Tak ragu-ragu mereka tertawa di tengah jalan maupun mengabadikan momen mereka di dengan sebuah kamera handphone.
Pawai ini melibatkan lebih dari 1.000 orang dari 30 grup kontingen yang berasal dari berbagai daerah di DIY. (Tribun Jogja/Septiandri)
Sesekali mereka menunjuk-nunjuk para ribuan rombongan yang menampilkan kebolehannya dengan berbagai kreasi.
Suasana tersebut terlihat dalam "Pawai Edan-edanan", dalam rangka pembukaan festival kesenian tertua di Yogyakarta, yaitu Festival Kesenian Yogyakarta (FKY) ke -27.
Hajatan ini berlangsung sejak 19 Agustus hingga 5 September 2015.
Dalam pawai tersebut melibatkan lebih dari 1.000 orang dari 30 grup kontingen yang berasal dari berbagai daerah di DIY.
"Pawai Edan-edanan" merupakan pagelaran jalanan, yang mana para pengisi pawainya menunjukan hasil kreasi senin mereka dengan cara berpawai dan terus berjalan, baik berupa tarian, musik dan lain sebagainya.

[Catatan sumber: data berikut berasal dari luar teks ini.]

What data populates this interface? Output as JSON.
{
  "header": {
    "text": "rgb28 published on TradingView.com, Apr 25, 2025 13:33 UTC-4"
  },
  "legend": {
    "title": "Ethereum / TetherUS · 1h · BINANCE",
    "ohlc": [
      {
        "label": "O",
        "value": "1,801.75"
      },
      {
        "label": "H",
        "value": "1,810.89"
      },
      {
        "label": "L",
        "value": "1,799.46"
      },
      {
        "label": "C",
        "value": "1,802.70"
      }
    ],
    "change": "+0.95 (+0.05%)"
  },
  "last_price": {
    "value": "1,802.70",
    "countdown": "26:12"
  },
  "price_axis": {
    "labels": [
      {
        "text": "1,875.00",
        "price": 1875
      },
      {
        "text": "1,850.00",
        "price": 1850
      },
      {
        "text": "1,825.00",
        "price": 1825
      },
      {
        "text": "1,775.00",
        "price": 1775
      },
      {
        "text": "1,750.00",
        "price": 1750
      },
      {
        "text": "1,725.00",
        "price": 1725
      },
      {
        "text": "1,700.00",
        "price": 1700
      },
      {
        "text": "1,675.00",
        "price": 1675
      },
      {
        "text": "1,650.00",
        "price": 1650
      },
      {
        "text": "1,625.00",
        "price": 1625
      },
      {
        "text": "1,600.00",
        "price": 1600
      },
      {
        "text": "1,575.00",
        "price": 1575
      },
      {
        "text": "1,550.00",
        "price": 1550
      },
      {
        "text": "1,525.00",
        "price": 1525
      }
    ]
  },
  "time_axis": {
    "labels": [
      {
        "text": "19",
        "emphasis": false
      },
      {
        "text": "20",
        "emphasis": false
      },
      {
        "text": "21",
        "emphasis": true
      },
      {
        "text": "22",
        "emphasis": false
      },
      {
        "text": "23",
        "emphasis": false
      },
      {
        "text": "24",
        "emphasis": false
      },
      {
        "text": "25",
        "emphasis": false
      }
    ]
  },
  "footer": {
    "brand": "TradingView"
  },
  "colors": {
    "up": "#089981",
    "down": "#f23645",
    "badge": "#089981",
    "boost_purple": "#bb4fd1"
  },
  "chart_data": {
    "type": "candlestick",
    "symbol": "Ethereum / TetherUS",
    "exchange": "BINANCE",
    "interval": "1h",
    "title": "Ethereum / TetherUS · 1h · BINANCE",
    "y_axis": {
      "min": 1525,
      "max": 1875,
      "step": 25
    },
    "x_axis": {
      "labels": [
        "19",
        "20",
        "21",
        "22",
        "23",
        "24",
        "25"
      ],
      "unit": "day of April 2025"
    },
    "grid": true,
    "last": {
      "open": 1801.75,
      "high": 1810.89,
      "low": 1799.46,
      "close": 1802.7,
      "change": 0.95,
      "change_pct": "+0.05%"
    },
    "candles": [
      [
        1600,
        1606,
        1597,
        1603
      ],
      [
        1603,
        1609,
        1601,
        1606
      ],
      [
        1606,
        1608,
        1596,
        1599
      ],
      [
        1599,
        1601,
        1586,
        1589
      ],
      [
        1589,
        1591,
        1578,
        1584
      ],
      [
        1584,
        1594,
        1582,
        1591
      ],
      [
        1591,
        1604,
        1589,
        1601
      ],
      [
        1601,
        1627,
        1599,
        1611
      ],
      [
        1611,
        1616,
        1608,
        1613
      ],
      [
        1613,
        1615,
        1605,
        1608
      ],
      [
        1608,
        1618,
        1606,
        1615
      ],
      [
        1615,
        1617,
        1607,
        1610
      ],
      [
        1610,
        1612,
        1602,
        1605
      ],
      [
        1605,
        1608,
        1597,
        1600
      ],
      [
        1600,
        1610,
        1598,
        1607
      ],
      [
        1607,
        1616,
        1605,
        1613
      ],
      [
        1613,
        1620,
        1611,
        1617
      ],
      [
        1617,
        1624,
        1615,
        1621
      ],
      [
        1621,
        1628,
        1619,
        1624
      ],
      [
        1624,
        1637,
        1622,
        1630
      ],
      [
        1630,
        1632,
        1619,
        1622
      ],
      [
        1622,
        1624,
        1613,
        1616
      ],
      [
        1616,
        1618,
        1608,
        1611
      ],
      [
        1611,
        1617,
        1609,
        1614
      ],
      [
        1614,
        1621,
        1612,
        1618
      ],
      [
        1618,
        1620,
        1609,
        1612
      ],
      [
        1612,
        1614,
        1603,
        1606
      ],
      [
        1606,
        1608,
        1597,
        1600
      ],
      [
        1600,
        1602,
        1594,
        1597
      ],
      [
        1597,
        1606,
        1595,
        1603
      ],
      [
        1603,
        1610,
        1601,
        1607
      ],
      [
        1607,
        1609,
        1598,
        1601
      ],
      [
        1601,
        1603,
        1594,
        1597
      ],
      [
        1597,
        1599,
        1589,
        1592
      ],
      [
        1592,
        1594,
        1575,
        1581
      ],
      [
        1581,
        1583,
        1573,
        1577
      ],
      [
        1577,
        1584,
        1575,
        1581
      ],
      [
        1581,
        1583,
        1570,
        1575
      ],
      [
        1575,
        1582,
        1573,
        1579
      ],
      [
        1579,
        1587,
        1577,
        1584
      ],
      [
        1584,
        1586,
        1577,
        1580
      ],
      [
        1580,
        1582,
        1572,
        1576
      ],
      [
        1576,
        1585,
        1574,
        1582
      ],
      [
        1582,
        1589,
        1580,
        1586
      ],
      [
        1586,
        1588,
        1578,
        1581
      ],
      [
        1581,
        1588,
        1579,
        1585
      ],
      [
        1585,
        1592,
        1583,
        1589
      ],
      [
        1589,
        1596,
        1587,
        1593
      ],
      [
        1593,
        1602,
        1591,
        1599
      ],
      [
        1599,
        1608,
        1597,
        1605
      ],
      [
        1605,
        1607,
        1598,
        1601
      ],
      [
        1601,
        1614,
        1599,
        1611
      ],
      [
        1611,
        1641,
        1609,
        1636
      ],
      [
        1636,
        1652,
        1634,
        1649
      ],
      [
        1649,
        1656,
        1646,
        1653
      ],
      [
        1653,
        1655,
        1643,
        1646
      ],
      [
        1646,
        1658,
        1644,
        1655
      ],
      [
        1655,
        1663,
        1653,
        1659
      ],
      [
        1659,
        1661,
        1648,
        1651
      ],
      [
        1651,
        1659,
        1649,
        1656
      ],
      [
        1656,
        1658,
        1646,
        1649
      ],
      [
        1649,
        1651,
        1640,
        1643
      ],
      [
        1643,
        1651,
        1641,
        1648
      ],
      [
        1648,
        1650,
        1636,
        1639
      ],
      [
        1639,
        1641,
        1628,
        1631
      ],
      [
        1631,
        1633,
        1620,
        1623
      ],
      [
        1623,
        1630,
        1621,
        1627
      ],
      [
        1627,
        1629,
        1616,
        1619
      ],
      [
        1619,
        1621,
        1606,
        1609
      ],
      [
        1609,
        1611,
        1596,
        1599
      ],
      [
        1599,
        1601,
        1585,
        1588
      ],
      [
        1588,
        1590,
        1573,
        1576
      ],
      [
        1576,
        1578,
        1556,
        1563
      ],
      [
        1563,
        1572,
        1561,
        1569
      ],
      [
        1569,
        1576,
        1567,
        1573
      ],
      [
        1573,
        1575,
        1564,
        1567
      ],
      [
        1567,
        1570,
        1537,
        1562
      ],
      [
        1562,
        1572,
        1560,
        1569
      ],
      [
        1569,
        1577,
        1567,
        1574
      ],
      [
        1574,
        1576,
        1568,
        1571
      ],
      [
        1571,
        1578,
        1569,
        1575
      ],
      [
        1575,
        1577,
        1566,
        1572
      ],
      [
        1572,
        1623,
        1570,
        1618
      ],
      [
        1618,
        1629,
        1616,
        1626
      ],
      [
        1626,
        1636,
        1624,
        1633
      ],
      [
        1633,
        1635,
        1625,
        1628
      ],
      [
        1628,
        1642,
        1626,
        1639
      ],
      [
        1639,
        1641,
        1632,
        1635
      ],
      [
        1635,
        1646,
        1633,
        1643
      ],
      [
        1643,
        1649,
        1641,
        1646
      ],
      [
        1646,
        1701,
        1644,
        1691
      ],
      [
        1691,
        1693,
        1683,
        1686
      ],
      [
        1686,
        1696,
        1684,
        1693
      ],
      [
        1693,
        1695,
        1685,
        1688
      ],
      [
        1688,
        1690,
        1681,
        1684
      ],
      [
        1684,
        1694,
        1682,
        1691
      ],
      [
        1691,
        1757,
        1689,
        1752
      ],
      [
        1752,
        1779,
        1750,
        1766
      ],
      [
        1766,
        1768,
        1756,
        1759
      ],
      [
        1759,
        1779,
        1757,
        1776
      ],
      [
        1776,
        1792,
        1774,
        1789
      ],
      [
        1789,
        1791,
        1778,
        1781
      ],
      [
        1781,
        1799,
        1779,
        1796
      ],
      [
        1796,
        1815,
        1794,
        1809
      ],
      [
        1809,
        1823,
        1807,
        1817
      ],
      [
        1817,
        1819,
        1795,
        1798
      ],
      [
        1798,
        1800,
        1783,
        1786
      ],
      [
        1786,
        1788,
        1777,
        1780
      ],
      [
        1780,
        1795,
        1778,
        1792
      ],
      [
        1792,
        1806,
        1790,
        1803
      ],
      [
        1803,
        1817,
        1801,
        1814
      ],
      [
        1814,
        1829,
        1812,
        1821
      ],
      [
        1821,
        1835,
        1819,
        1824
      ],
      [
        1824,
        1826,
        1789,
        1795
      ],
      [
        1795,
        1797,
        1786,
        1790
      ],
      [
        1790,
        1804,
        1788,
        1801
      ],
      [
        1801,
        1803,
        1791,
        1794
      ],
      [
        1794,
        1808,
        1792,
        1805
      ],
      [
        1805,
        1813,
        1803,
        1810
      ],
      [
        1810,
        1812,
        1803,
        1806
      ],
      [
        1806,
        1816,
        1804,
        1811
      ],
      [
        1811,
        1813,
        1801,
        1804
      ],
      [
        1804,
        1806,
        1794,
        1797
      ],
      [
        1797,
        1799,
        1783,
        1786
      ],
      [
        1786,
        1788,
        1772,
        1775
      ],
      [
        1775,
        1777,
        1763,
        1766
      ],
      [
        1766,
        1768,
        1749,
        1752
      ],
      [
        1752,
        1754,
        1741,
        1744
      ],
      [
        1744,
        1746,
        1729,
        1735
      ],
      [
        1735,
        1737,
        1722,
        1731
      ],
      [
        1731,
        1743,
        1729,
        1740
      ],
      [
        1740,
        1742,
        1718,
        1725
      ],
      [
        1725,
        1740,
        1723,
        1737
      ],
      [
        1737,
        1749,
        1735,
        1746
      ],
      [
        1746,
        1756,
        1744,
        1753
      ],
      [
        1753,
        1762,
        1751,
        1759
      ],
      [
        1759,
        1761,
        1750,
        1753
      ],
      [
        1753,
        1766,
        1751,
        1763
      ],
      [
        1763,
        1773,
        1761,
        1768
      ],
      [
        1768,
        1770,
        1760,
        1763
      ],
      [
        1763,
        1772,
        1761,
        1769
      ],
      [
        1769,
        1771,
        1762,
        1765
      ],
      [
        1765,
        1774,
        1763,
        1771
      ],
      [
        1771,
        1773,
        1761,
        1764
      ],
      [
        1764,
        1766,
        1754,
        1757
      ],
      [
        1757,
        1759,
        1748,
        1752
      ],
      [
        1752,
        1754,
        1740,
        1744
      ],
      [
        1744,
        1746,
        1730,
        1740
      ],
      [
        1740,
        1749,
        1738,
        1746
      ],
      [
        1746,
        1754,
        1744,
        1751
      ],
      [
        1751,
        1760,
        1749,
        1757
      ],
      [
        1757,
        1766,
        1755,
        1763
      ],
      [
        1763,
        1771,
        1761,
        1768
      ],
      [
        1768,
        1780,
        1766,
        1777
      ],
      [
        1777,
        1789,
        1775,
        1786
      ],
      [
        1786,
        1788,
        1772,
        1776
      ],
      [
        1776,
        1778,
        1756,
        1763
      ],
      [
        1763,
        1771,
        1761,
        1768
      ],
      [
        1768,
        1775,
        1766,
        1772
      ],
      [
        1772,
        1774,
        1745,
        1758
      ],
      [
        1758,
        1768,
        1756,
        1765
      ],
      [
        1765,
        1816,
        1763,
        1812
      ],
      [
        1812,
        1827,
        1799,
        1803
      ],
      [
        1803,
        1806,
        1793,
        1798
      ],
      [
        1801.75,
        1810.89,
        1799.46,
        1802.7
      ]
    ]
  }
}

Jalan Persatuan menjadi arena "Pawai Edan-edanan" yang dipenuhi oleh lautan manusia.
Salah satu penampil dari Rejowinangun, Kotagede Yogyakarta bernama Sanggar Sari Budoyo menampilkan tarian Edan-edanan.
Dwi, salah satu penari Edan-edanan yang hadir dalam pawai tersebut mengatakan, tarian yang mereka bawakan saat itu memang tarian khusus yang ditampilkan untuk pembukaan sebuah acara seperti pernikahan dan lain sebagainya.
"Tari Edan-edanan itu bermakna mencari jalan atau membuka jalan, maka dari itu tarian ini selalu ditampilkan pada pembukaan sebuah acara," ungkap Dwi.
Festival Kesenian Yogyakarta. (Tribun Jogja)
Ia mengatakan, dari tata riasnya pun tidak memperlihatkan sebuah kecantikan atau ketampanan seorang manusia, namun dari make up yang ditampilkan pun mencirikan sebuah kegilaan dari seorang manusia.
Dalam pawai kali ini, Sanggar Sari Budoyo membawa sebanyak 70 penari yang menunjukan kreasi seni tarinya kepada masyarakat Yogyakarta.
Tak kalah menariknya dengan Sanggar Sari Budoyo.
Para siswa SMKN 1 Yogyakarta, yang tergabung dalam Teater Smero sempat menjadi pusat perhatian para pengunjung yang hadir dalam pawai tersebut.
Mereka datang dengan membawa 80 orang penampil yang semuanya anggotanya adalah perempuan.
Tulis Semero, pelatih sekaligus guru dari para anggota Teater Smero mengatakan, mereka tidak mengetahui apa nama tarian yang mereka bawakan saat itu.
Walaupun begitu, para anggotanya menari dengan sangat gokil dan mencuri perhatian para pengunjung yang datang dalam acara itu.
"Yang jelas, kami di sini ingin menghibur dengan sebuah tarian dan disisipi nyanyian-nyanyian yang berisi tentang kritik Yogyakarta berhati nyaman, lantaran belakangan banyak sekali perilaku masyarakat yang membuat Yogyakarta ini terkesan tak nyaman," ujar Tulis.
Ia mengatakan, contoh kasus seperti narkoba yang meraja lela, tawuran dan segala hal yang membuat resah kerap terjadi di Yogyakarta.
Maka dari itu, selain menarikan tarian yang tak bernama, mereka pun menyanyikan lagu yang sudah terkenal seperti tembanh goyang dumang dan mereka ubah isi liriknya lagunya.
Ia mengatakan, lagu-lagu yang diubah liriknya tersebut menggambarkan tentang keistimewaan Yogyakarta.
Selain itu, seluruh anggotanya pun menggunakan pakaian tradisional yang dipadukan dengan barang-barang bekas seperti botol-botol bekas dan lain sebagainya.
Hal tersebut sengaja mereka lakukan untuk mengurangi jumlah sampah yang ada di Yogyakarta.
"Gerakan-gerakannya pun dikonsep agar bisa mencuri perhatian para pengunjung, yaitu dengan gerakan yang lincah, enerjik, dan lucu, serta dipadukan dengan nyanyian yang berisi kritikan," papar Tulis.
Shinta, salah satu penari dalam grup tersebut mengatakan, mereka hanya mempersiapkan penampilan dalam waktu sehari saja.
Namun menurutnya bukan latihan saja yang membuat mereka terlihat kompak, tapi kedekatan personal yang membuat mereka bisa terlihat kompak dan bisa menarik perhatian pengunjung.
"Saya berharap bukan saja untuk kemajuan seni dan budaya di Yogyakarta maupun di Indonesia saja," kata Shinta.